The fact is, in an urban fantasy world or a fantasy world, heroines can have equal social heft with heroes, and they can look their heroes in the eyes and be taken as dead equals in any circumstance, because the rules of the fantasy world can give them that.
The same cannot be said for the rules of the modern world.
So the answer is not to write strong women? She goes on to assure us all that she’s not a normal woman in a normal relationship.
Now, when my husband made much more money than I did, it made sense for me to [be the primary caregiver for the children]. We both agreed. It only made sense. But now that we’re equal wage earners? He doesn’t let me freak out about the house. He spends as much time caring for the children as I do. Why? Because we both agree that we’re equals– not just as wage earners, but as life-partners. If I ever make enough money for him to quit his job or take fewer hours to take care of the kids, we’re both all over that.

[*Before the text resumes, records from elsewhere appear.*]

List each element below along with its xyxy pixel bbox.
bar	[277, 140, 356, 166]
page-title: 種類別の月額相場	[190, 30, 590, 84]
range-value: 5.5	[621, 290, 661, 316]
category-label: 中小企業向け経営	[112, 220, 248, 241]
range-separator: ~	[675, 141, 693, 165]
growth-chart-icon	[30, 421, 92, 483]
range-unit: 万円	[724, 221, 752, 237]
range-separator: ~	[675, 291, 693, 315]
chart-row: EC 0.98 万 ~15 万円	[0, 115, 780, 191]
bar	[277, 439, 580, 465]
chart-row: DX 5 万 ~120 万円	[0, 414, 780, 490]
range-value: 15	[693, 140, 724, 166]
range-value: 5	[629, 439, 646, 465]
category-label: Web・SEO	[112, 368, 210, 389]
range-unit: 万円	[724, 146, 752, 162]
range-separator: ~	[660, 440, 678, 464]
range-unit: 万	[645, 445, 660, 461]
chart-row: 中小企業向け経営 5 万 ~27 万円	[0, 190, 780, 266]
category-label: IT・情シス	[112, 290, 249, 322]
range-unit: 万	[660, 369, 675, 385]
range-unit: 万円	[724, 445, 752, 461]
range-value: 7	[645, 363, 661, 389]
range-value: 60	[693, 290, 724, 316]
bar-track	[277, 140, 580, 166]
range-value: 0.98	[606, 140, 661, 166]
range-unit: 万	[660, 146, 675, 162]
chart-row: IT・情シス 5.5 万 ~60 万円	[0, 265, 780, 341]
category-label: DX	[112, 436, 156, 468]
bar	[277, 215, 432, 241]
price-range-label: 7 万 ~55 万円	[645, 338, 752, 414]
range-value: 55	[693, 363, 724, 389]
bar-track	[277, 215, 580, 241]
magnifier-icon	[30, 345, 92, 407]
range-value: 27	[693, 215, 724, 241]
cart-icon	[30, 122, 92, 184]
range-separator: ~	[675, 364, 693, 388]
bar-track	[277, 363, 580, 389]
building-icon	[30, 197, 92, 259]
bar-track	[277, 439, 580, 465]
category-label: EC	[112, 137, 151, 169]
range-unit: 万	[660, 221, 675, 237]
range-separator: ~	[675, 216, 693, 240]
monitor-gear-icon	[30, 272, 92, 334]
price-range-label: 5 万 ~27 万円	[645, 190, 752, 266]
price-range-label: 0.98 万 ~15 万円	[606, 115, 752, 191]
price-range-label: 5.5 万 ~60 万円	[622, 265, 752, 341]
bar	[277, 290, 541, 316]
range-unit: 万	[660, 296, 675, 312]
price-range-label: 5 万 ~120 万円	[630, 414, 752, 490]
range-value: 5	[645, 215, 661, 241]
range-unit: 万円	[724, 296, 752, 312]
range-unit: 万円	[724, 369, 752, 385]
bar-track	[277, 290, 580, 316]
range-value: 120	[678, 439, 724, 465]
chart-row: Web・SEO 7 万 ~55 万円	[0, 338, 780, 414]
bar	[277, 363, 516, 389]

Now imagine if I tried to write that female character into a romance. Or that male character. Selling that partnership to an agent or a publisher would probably get me kicked out of the romance department and right into literary fiction–but that’s not what I want to write!
Ummm…no. And not just no, but hell no. I disagree with this on just about every level. Every long-term relationship requires negotiation. And maybe if you hadn’t read a romance in 20 years, or if you only read a very specific subset of category romances, you might believe that none of that negotiation takes place between the pages of a romance novel. But right off the top of my head I can name half a dozen contemporary authors for whom these issues form some of the major points of their work. (Victoria Dahl, Roxanne St. Claire, Cara McKenna, Lisa Jackson, Molly O’Keefe, Suzanne Brockmann. Oh, right—and me.)

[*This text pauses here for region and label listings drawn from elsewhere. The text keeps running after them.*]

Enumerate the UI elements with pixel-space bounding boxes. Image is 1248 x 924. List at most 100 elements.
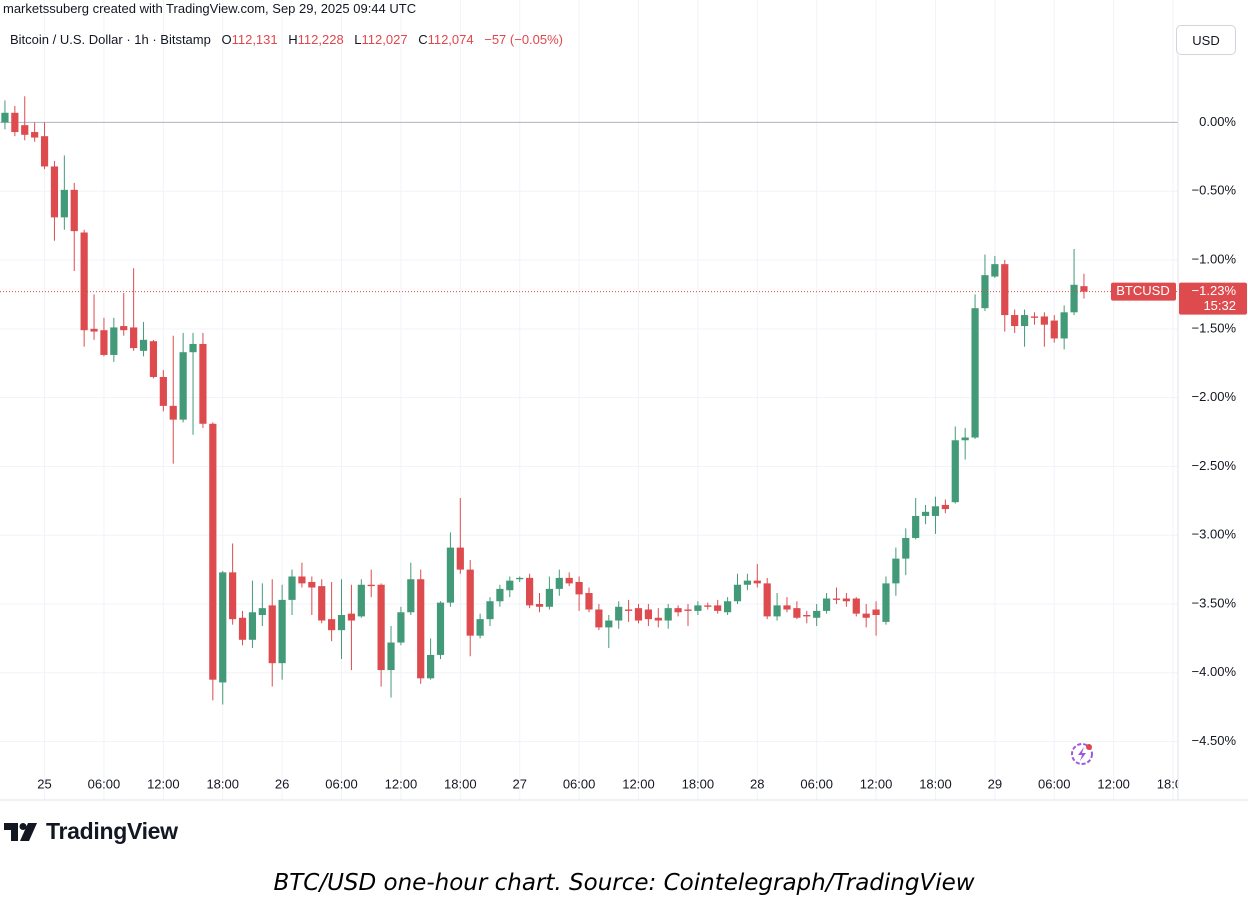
x-tick-label: 06:00: [325, 776, 358, 791]
candle-body: [1011, 315, 1019, 327]
attribution: marketssuberg created with TradingView.c…: [3, 1, 417, 16]
candle-body: [40, 136, 49, 167]
candle-body: [941, 504, 949, 510]
ohlc-value: 112,131: [231, 32, 278, 47]
candle-body: [743, 580, 751, 585]
candle-body: [803, 615, 811, 617]
candle-body: [654, 617, 662, 621]
x-tick-label: 27: [512, 776, 526, 791]
symbol-badge-label: BTCUSD: [1116, 283, 1169, 298]
currency-button[interactable]: USD: [1176, 25, 1236, 55]
candle-body: [902, 537, 910, 559]
candle-body: [1001, 264, 1009, 316]
candle-body: [575, 581, 583, 595]
candle-body: [882, 583, 890, 622]
candle-body: [694, 605, 702, 611]
candle-body: [149, 341, 158, 377]
candle-body: [506, 580, 514, 591]
change: −57 (−0.05%): [484, 32, 564, 47]
candle-body: [169, 405, 177, 420]
candle-body: [1040, 316, 1048, 325]
ohlc-key: C: [418, 32, 428, 47]
candle-body: [991, 264, 999, 277]
candle-body: [31, 132, 39, 138]
candle-body: [100, 330, 108, 355]
x-tick-label: 18:00: [444, 776, 477, 791]
indicator-icon: [1071, 743, 1093, 765]
price-badge-label: −1.23%: [1192, 283, 1237, 298]
logo-text: TradingView: [46, 818, 178, 844]
candle-body: [664, 608, 672, 621]
candle-body: [199, 343, 207, 424]
candle-body: [783, 605, 791, 610]
candle-body: [248, 612, 257, 640]
ohlc-value: 112,228: [297, 32, 344, 47]
candle-body: [60, 189, 68, 218]
y-tick-label: −1.50%: [1192, 320, 1237, 335]
candle-body: [1080, 286, 1088, 292]
candle-body: [308, 581, 316, 588]
candle-body: [229, 572, 237, 620]
candle-body: [377, 584, 385, 671]
candle-body: [268, 605, 276, 664]
candle-body: [258, 608, 266, 616]
candle-body: [1030, 316, 1039, 318]
ohlc-value: 112,027: [361, 32, 408, 47]
candle-body: [872, 609, 880, 616]
logo-mark: [4, 822, 37, 841]
x-tick-label: 18:00: [1157, 776, 1190, 791]
candle-body: [723, 601, 732, 613]
x-tick-label: 12:00: [860, 776, 893, 791]
candle-body: [70, 189, 78, 232]
candle-body: [733, 584, 742, 602]
candle-body: [298, 576, 306, 584]
candle-body: [397, 612, 405, 643]
candle-body: [526, 577, 534, 606]
candle-body: [50, 166, 59, 218]
candle-body: [288, 576, 296, 600]
candle-body: [595, 609, 603, 628]
y-tick-label: 0.00%: [1199, 114, 1236, 129]
y-tick-label: −4.00%: [1192, 664, 1237, 679]
ohlc-key: O: [221, 32, 232, 47]
candle-body: [753, 580, 761, 584]
candle-body: [763, 583, 771, 617]
chart: 25 06:00 12:00 18:00 26 06:00 12:00 18:00 27 06:0…: [0, 0, 1248, 801]
ohlc-value: 112,074: [427, 32, 474, 47]
y-tick-label: −4.50%: [1192, 733, 1237, 748]
candle-body: [1070, 284, 1078, 313]
candle-body: [387, 642, 395, 671]
candle-body: [1050, 320, 1058, 339]
candle-body: [357, 584, 365, 617]
candle-body: [436, 602, 445, 655]
candle-body: [209, 423, 217, 680]
candle-body: [179, 352, 187, 420]
candle-body: [159, 376, 167, 406]
x-tick-label: 12:00: [622, 776, 655, 791]
candle-body: [90, 328, 98, 332]
candle-body: [585, 593, 593, 610]
candle-body: [456, 547, 464, 570]
y-tick-label: −2.00%: [1192, 389, 1237, 404]
candle-body: [318, 586, 326, 621]
x-tick-label: 28: [750, 776, 764, 791]
candle-body: [704, 605, 712, 607]
ohlc-key: L: [354, 32, 362, 47]
x-tick-label: 12:00: [147, 776, 180, 791]
x-tick-label: 18:00: [919, 776, 952, 791]
price-badge: [1179, 282, 1247, 315]
x-tick-label: 12:00: [1097, 776, 1130, 791]
candle-body: [80, 232, 88, 331]
candle-body: [674, 608, 682, 613]
x-tick-label: 29: [988, 776, 1002, 791]
x-tick-label: 06:00: [1038, 776, 1071, 791]
y-tick-label: −2.50%: [1192, 458, 1237, 473]
candle-body: [634, 608, 643, 621]
candle-body: [189, 343, 197, 353]
candle-body: [238, 617, 247, 640]
candle-body: [615, 606, 623, 621]
x-tick-label: 18:00: [206, 776, 239, 791]
candle-body: [1020, 315, 1029, 327]
candle-body: [793, 608, 801, 618]
candle-body: [822, 598, 831, 611]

Do all romance writers write about the struggle to negotiate a happy place in a relationship? No. But I’ve said before that I find the ones who pay at least some attention to this more satisfying.
Here’s the thing: all relationships are unequal in one way or another. Even romantic relationships between men. For example, one couple I knew in grad school had incredibly disparate incomes, but J, who made considerably less money was completely out and no one in his chosen career cared. His partner, M, made a lot more money, but didn’t have nearly as much freedom, and referred to J as his “room-mate” when around colleagues from work.

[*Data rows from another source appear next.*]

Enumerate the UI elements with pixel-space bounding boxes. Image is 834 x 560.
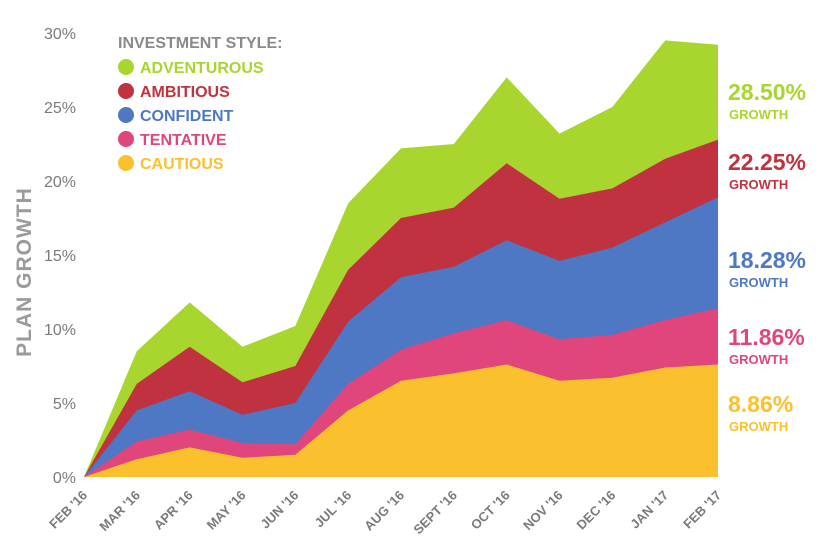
x-axis-ticks: FEB '16 MAR '16 APR '16 MAY '16 JUN '16 JUL '…	[46, 488, 724, 538]
end-sub-adventurous: GROWTH	[729, 107, 788, 122]
end-sub-tentative: GROWTH	[729, 352, 788, 367]
end-sub-confident: GROWTH	[729, 275, 788, 290]
end-value-confident: 18.28%	[728, 247, 806, 273]
y-tick-label: 25%	[44, 100, 76, 117]
x-tick-label: AUG '16	[361, 488, 407, 534]
end-sub-ambitious: GROWTH	[729, 177, 788, 192]
y-tick-label: 15%	[44, 248, 76, 265]
y-tick-label: 5%	[53, 396, 76, 413]
legend: ADVENTUROUS AMBITIOUS CONFIDENT TENTATIVE CA…	[118, 59, 264, 173]
x-tick-label: DEC '16	[573, 488, 618, 533]
x-tick-label: MAR '16	[96, 488, 143, 535]
x-tick-label: NOV '16	[520, 488, 565, 533]
legend-title: INVESTMENT STYLE:	[118, 35, 282, 52]
x-tick-label: APR '16	[151, 488, 196, 533]
x-tick-label: SEPT '16	[410, 488, 460, 538]
x-tick-label: OCT '16	[468, 488, 513, 533]
end-value-tentative: 11.86%	[728, 324, 805, 350]
legend-swatch-ambitious	[118, 83, 134, 99]
area-layers	[84, 40, 718, 478]
end-value-cautious: 8.86%	[728, 391, 793, 417]
end-labels: 8.86% GROWTH 11.86% GROWTH 18.28% GROWTH 22.25…	[728, 79, 806, 434]
y-axis-ticks: 0% 5% 10% 15% 20% 25% 30%	[44, 26, 76, 487]
y-tick-label: 10%	[44, 322, 76, 339]
legend-label-tentative: TENTATIVE	[140, 132, 227, 149]
x-tick-label: FEB '16	[46, 488, 90, 532]
legend-label-confident: CONFIDENT	[140, 108, 234, 125]
x-tick-label: JUL '16	[312, 488, 355, 531]
legend-swatch-adventurous	[118, 59, 134, 75]
x-tick-label: JUN '16	[257, 488, 301, 532]
legend-swatch-confident	[118, 107, 134, 123]
legend-swatch-tentative	[118, 131, 134, 147]
area-cautious	[84, 364, 718, 477]
end-value-adventurous: 28.50%	[728, 79, 806, 105]
legend-label-cautious: CAUTIOUS	[140, 156, 224, 173]
x-tick-label: MAY '16	[204, 488, 249, 533]
legend-swatch-cautious	[118, 155, 134, 171]
y-tick-label: 30%	[44, 26, 76, 43]
y-axis-label: PLAN GROWTH	[13, 187, 36, 357]
legend-label-ambitious: AMBITIOUS	[140, 84, 230, 101]
end-sub-cautious: GROWTH	[729, 419, 788, 434]
y-tick-label: 0%	[53, 470, 76, 487]
x-tick-label: FEB '17	[680, 488, 724, 532]
end-value-ambitious: 22.25%	[728, 149, 806, 175]
legend-label-adventurous: ADVENTUROUS	[140, 60, 264, 77]
x-tick-label: JAN '17	[627, 488, 671, 532]
y-tick-label: 20%	[44, 174, 76, 191]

So…were they “equal?” Because that’s the main thrust of why women seem to believe m/m romance is “better” or “more fun” to write. Because the characters are “equal.” (I would imagine that gay men write m/m romance for the same reason I write m/f romance—it’s what they know.)
I hate to break it to those female writers of m/m romance: no two people in this world are equal. Especially in a relationship, there is never true equality. And it has so very, very little to do with money. It often has very little to do with social position. In my own marriage, for example, though I make a good deal more than my husband does, my health is appallingly bad and he is often in the position of literally taking care of me. He is romantic; I am practical. He’s an idealist; I am a cynic. We negotiate every single thing. Home repairs? Negotiation. Vacations? Negotiation. Puppy care? Negotiation.
Every relationship is different. Every one. Think about how you relate to your parents versus how each of your siblings does. Or how your siblings relate to each other. Or how your children relate to you. Or to each other. Relationships are complex and constantly changing. The idea that this kind is better, inherently more interesting or more sexy or more honest than that kind is patronizing and flat out wrong.
So, what do you think? Are there internal differences in homosexual versus heterosexual relationships? Can you think of books that show them well?